BLACK MARKET wrote: ↑Thu Jul 16, 2020 8:47 amIt's great to hear so many people are receiving (and more importantly, enjoying) their Easel Commands! You guys/gals have no idea how stressful this has been knowing the scrutiny that this would be under. I'm glad we waited to make it as good as it could be instead of bowing to the pressure to get it out sooner and hopefully the majority of people feel it's been worth the wait. Thank you.

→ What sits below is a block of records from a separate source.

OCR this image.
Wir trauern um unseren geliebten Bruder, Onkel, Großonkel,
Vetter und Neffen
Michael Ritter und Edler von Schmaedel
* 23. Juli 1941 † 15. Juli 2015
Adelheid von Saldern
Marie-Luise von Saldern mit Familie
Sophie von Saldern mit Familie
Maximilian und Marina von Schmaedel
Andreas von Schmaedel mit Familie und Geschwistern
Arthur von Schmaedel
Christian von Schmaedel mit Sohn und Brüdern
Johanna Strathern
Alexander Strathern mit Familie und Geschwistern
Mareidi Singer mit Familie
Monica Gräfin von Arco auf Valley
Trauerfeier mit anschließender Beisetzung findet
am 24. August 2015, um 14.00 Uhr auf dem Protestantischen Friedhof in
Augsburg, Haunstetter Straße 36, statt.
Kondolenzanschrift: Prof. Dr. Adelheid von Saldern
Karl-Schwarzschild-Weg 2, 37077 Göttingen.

As far as the "manual" goes it's my understanding that Don's philosophies on things like that were coming from the perspective of a classically trained musician. When you invest in a professional instrument, they don't come with instructions on what every little part is and how to use it. A piano does not come with an instruction manual. A guitar does not come with an instruction manual. A Saxophone does not come with an instruction manual. At that level you would be expected to already have a basic understanding of what it is that you are looking at. This is an instrument that you need to explore AND practice to be good at. If you just painted by numbers then you wouldn't really learn your instrument inside-and-out therefore never becoming proficient at it.

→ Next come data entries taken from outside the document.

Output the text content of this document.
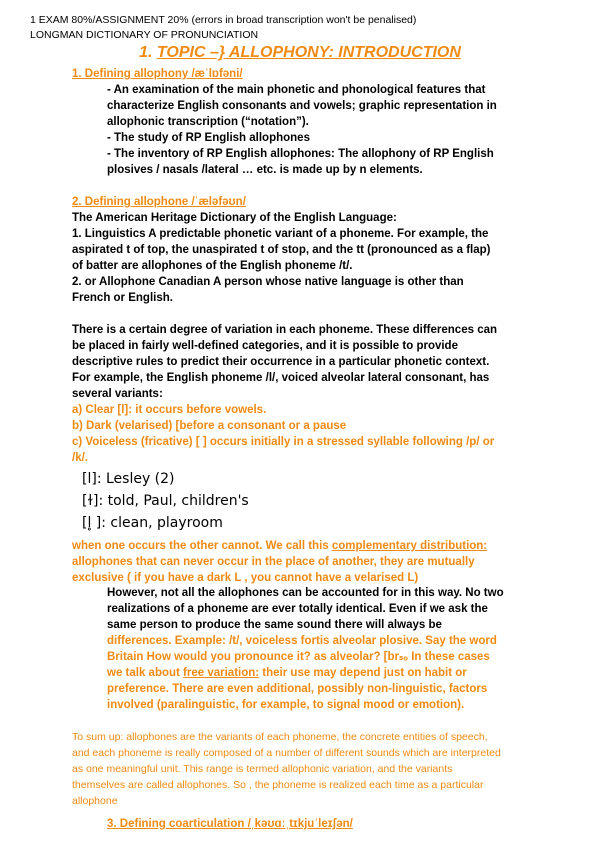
1 EXAM 80%/ASSIGNMENT 20% (errors in broad transcription won't be penalised)
LONGMAN DICTIONARY OF PRONUNCIATION
1. TOPIC –} ALLOPHONY: INTRODUCTION
1. Defining allophony /æˈlɒfəni/
- An examination of the main phonetic and phonological features that
characterize English consonants and vowels; graphic representation in
allophonic transcription (“notation”).
- The study of RP English allophones
- The inventory of RP English allophones: The allophony of RP English
plosives / nasals /lateral … etc. is made up by n elements.
2. Defining allophone /ˈæləfəʊn/
The American Heritage Dictionary of the English Language:
1. Linguistics A predictable phonetic variant of a phoneme. For example, the
aspirated t of top, the unaspirated t of stop, and the tt (pronounced as a flap)
of batter are allophones of the English phoneme /t/.
2. or Allophone Canadian A person whose native language is other than
French or English.
There is a certain degree of variation in each phoneme. These differences can
be placed in fairly well-defined categories, and it is possible to provide
descriptive rules to predict their occurrence in a particular phonetic context.
For example, the English phoneme /l/, voiced alveolar lateral consonant, has
several variants:
a) Clear [l]: it occurs before vowels.
b) Dark (velarised) [before a consonant or a pause
c) Voiceless (fricative) [ ] occurs initially in a stressed syllable following /p/ or
/k/.
[l]: Lesley (2)
[ɫ]: told, Paul, children's
[l̥ ]: clean, playroom
when one occurs the other cannot. We call this complementary distribution:
allophones that can never occur in the place of another, they are mutually
exclusive ( if you have a dark L , you cannot have a velarised L)
However, not all the allophones can be accounted for in this way. No two
realizations of a phoneme are ever totally identical. Even if we ask the
same person to produce the same sound there will always be
differences. Example: /t/, voiceless fortis alveolar plosive. Say the word
Britain How would you pronounce it? as alveolar? [brₛₒ In these cases
we talk about free variation: their use may depend just on habit or
preference. There are even additional, possibly non-linguistic, factors
involved (paralinguistic, for example, to signal mood or emotion).
To sum up: allophones are the variants of each phoneme, the concrete entities of speech,
and each phoneme is really composed of a number of different sounds which are interpreted
as one meaningful unit. This range is termed allophonic variation, and the variants
themselves are called allophones. So , the phoneme is realized each time as a particular
allophone
3. Defining coarticulation /ˌkəʊɑːˌtɪkjuˈleɪʃən/
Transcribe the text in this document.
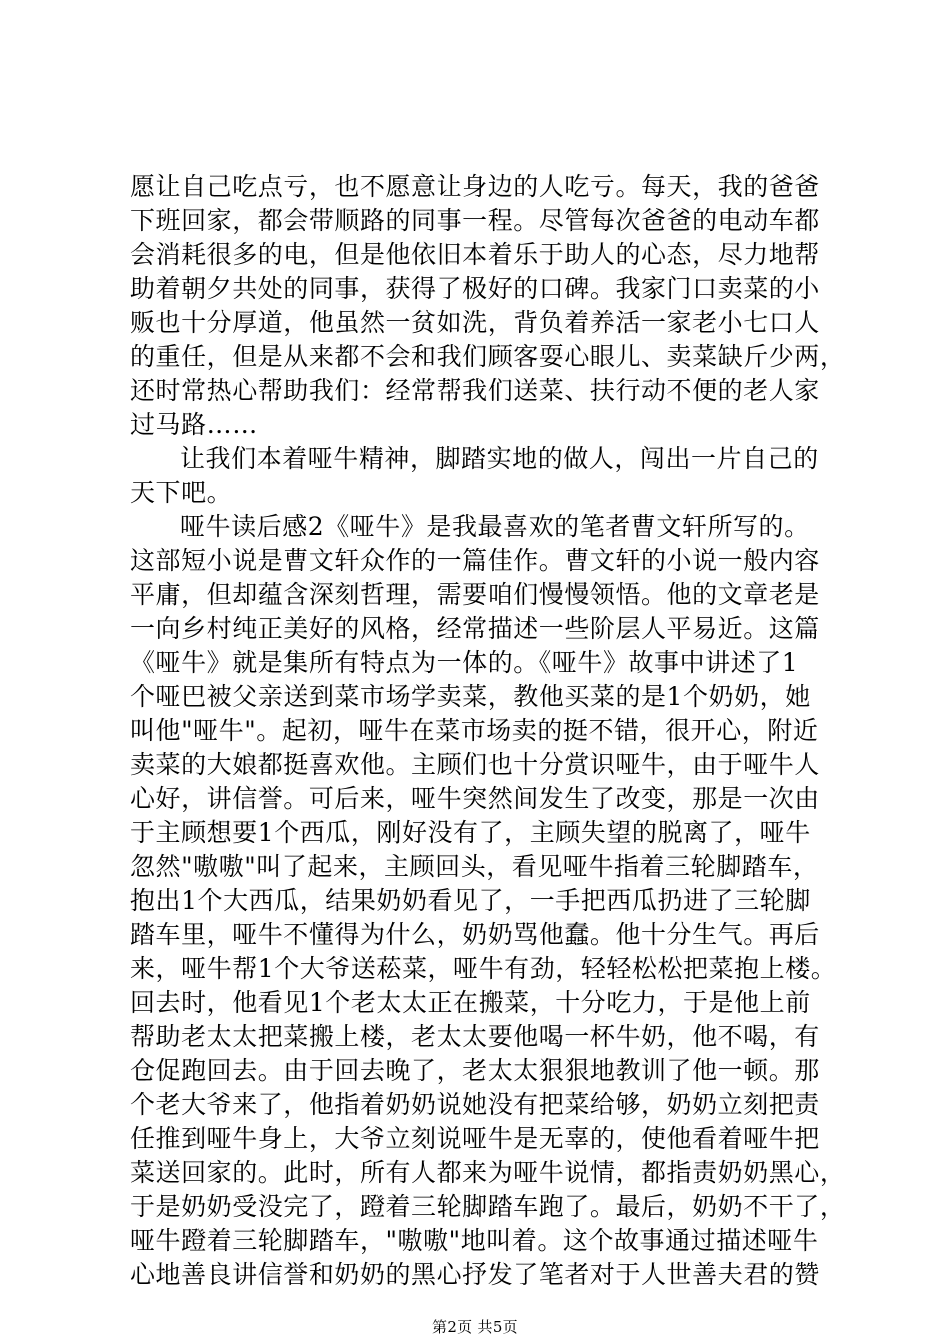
愿让自己吃点亏，也不愿意让身边的人吃亏。每天，我的爸爸
下班回家，都会带顺路的同事一程。尽管每次爸爸的电动车都
会消耗很多的电，但是他依旧本着乐于助人的心态，尽力地帮
助着朝夕共处的同事，获得了极好的口碑。我家门口卖菜的小
贩也十分厚道，他虽然一贫如洗，背负着养活一家老小七口人
的重任，但是从来都不会和我们顾客耍心眼儿、卖菜缺斤少两，
还时常热心帮助我们：经常帮我们送菜、扶行动不便的老人家
过马路……
让我们本着哑牛精神，脚踏实地的做人，闯出一片自己的
天下吧。
哑牛读后感2《哑牛》是我最喜欢的笔者曹文轩所写的。
这部短小说是曹文轩众作的一篇佳作。曹文轩的小说一般内容
平庸，但却蕴含深刻哲理，需要咱们慢慢领悟。他的文章老是
一向乡村纯正美好的风格，经常描述一些阶层人平易近。这篇
《哑牛》就是集所有特点为一体的。《哑牛》故事中讲述了1
个哑巴被父亲送到菜市场学卖菜，教他买菜的是1个奶奶，她
叫他"哑牛"。起初，哑牛在菜市场卖的挺不错，很开心，附近
卖菜的大娘都挺喜欢他。主顾们也十分赏识哑牛，由于哑牛人
心好，讲信誉。可后来，哑牛突然间发生了改变，那是一次由
于主顾想要1个西瓜，刚好没有了，主顾失望的脱离了，哑牛
忽然"嗷嗷"叫了起来，主顾回头，看见哑牛指着三轮脚踏车，
抱出1个大西瓜，结果奶奶看见了，一手把西瓜扔进了三轮脚
踏车里，哑牛不懂得为什么，奶奶骂他蠢。他十分生气。再后
来，哑牛帮1个大爷送菘菜，哑牛有劲，轻轻松松把菜抱上楼。
回去时，他看见1个老太太正在搬菜，十分吃力，于是他上前
帮助老太太把菜搬上楼，老太太要他喝一杯牛奶，他不喝，有
仓促跑回去。由于回去晚了，老太太狠狠地教训了他一顿。那
个老大爷来了，他指着奶奶说她没有把菜给够，奶奶立刻把责
任推到哑牛身上，大爷立刻说哑牛是无辜的，使他看着哑牛把
菜送回家的。此时，所有人都来为哑牛说情，都指责奶奶黑心，
于是奶奶受没完了，蹬着三轮脚踏车跑了。最后，奶奶不干了，
哑牛蹬着三轮脚踏车，"嗷嗷"地叫着。这个故事通过描述哑牛
心地善良讲信誉和奶奶的黑心抒发了笔者对于人世善夫君的赞
第2页 共5页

After having said all of that... I'm now going to fly in the face of everything about those philosophies and we will be releasing more traditional tutorials (video and written) for a modern era since what's different is that there are new users to Buchla because of this instrument. We need to break it down in a language to help them kickstart their love affair with Don's artwork. The very talented Adam Clark did the 208C addendum and will continue working on the more comprehensive guides that tie into the upcoming Easel accessories. Really it came down to first focusing on getting the product itself out the door with the knowledge that the majority of early adopters weren't as stressed about instant gratification and that between batch#1 and #2 we could release a newer manual as more and more new users gravitate towards Buchla. The older manual is fascinating for some and the newer one will be fascinating for others. Whatever floats your Buchla boat.
Awesome. Definitely love it. I have way too many FM and subtractive synths both as standalone and eurorack. I always planned on getting west coast style modules, especially a complex osc or two, but when I started adding up the prices I nearly sold a few items and bought the previous Easel a couple years ago, had myself on a dealers waiting list but backed out once one came available.

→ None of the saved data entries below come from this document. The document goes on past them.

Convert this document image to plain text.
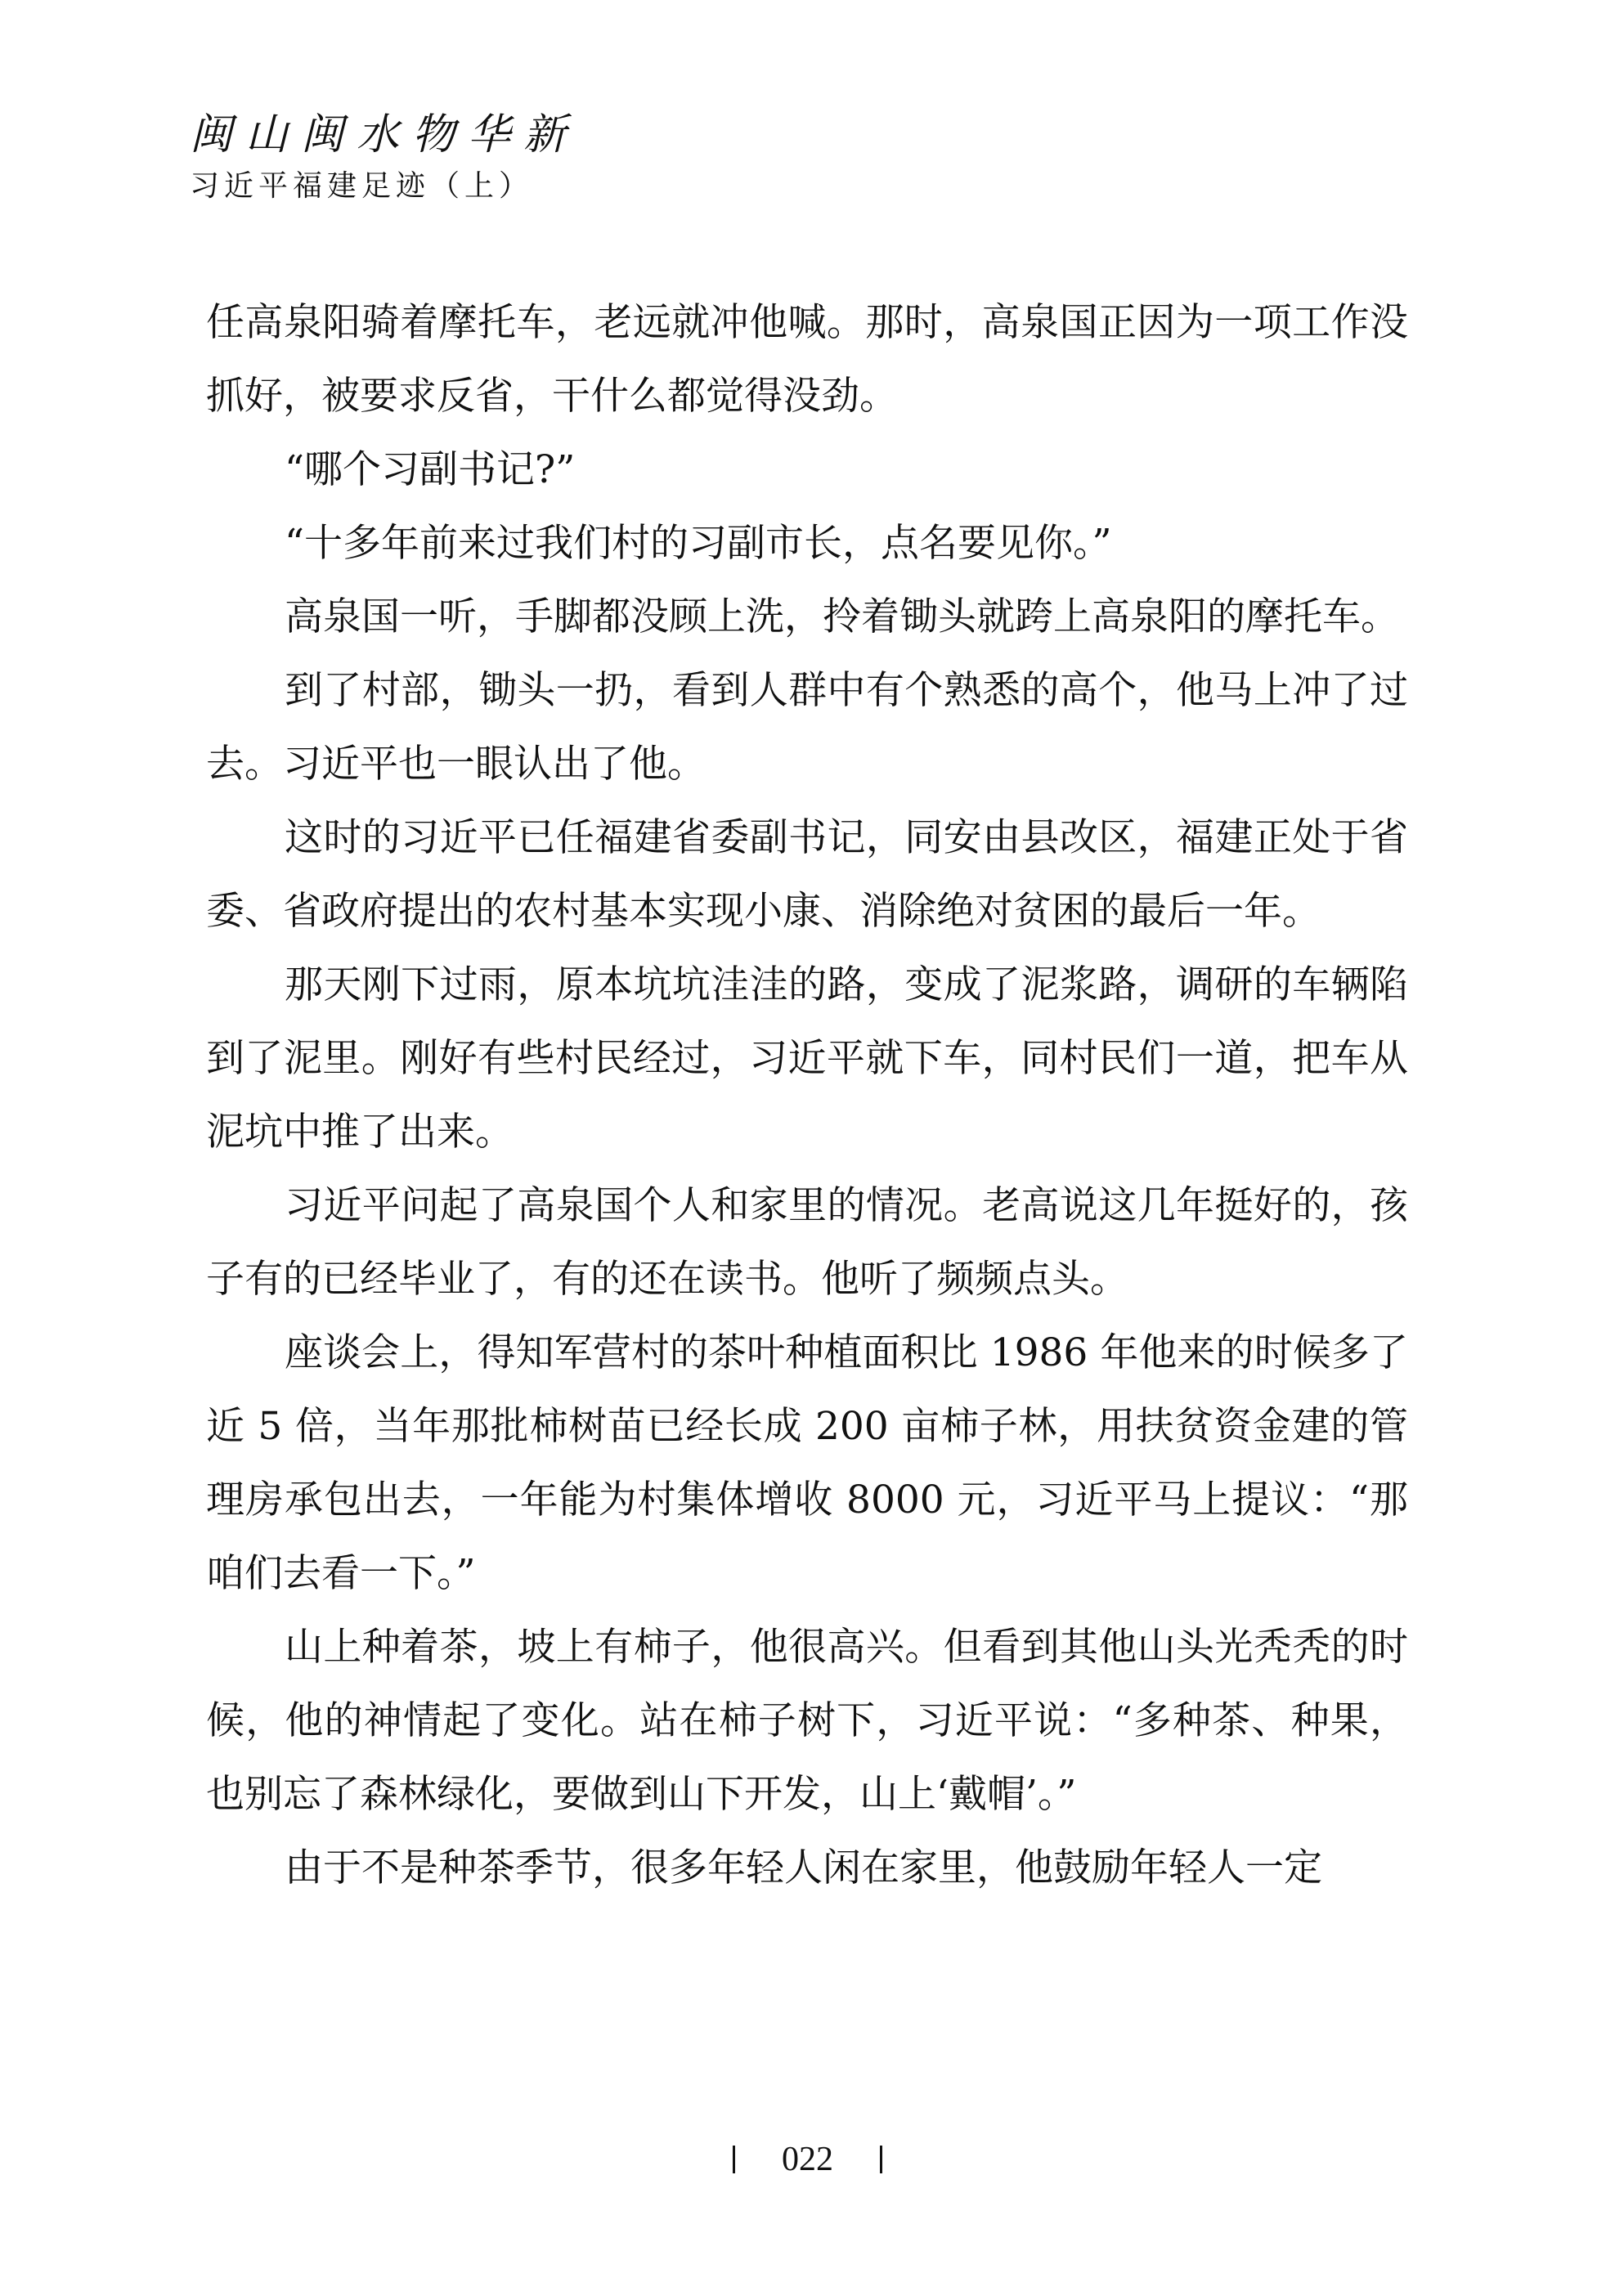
闽山闽水物华新
习近平福建足迹（上）

任高泉阳骑着摩托车，老远就冲他喊。那时，高泉国正因为一项工作没抓好，被要求反省，干什么都觉得没劲。

“哪个习副书记?”

“十多年前来过我们村的习副市长，点名要见你。”

高泉国一听，手脚都没顾上洗，拎着锄头就跨上高泉阳的摩托车。

到了村部，锄头一扔，看到人群中有个熟悉的高个，他马上冲了过去。习近平也一眼认出了他。

这时的习近平已任福建省委副书记，同安由县改区，福建正处于省委、省政府提出的农村基本实现小康、消除绝对贫困的最后一年。

那天刚下过雨，原本坑坑洼洼的路，变成了泥浆路，调研的车辆陷到了泥里。刚好有些村民经过，习近平就下车，同村民们一道，把车从泥坑中推了出来。

习近平问起了高泉国个人和家里的情况。老高说这几年挺好的，孩子有的已经毕业了，有的还在读书。他听了频频点头。

座谈会上，得知军营村的茶叶种植面积比 1986 年他来的时候多了近 5 倍，当年那批柿树苗已经长成 200 亩柿子林，用扶贫资金建的管理房承包出去，一年能为村集体增收 8000 元，习近平马上提议：“那咱们去看一下。”

山上种着茶，坡上有柿子，他很高兴。但看到其他山头光秃秃的时候，他的神情起了变化。站在柿子树下，习近平说：“多种茶、种果，也别忘了森林绿化，要做到山下开发，山上‘戴帽’。”

由于不是种茶季节，很多年轻人闲在家里，他鼓励年轻人一定

022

This Kickstarter was too good to be true and threw caution to the wind and put in my order. Glad I did.
As far as the manual, I'm sure I'll learn to use it without it. I don't disagree with the sentamint that it's an instrument to be learned as if I was picking up a Guitar for the first time. Difference is, you can find books and books from beginer to advanced, videos, friends with experience etc. Not many people have even heard of a Buchla much less know the ins and outs (minus the audience of this type of message board). My other musician friends though balk at the price and don't "get it".
For me, I'm a timbre junkie. The Easel offers controlled chaos, raw sounds or smooth tones, all available on the same patch with the slight tap of a slider. (I'm learning the frequency and timbre sliders can be tapped ever so slightly and offer a lot of sonic possibilities.)
If Cortini can release album after album (most I quite enjoy) with nothing but his Buchla's and a tape machine, it's no one but the users fault if they can't get something great out of this little package.
I also have a Phenol that sadly has been collecting dust since it's a bit of a pain to hook into my traditional v/oct systems. Haven't mated the two yet (had to leave town for a few days right after the Easel came), should offers hours of fun and a distraction from the chaos outside.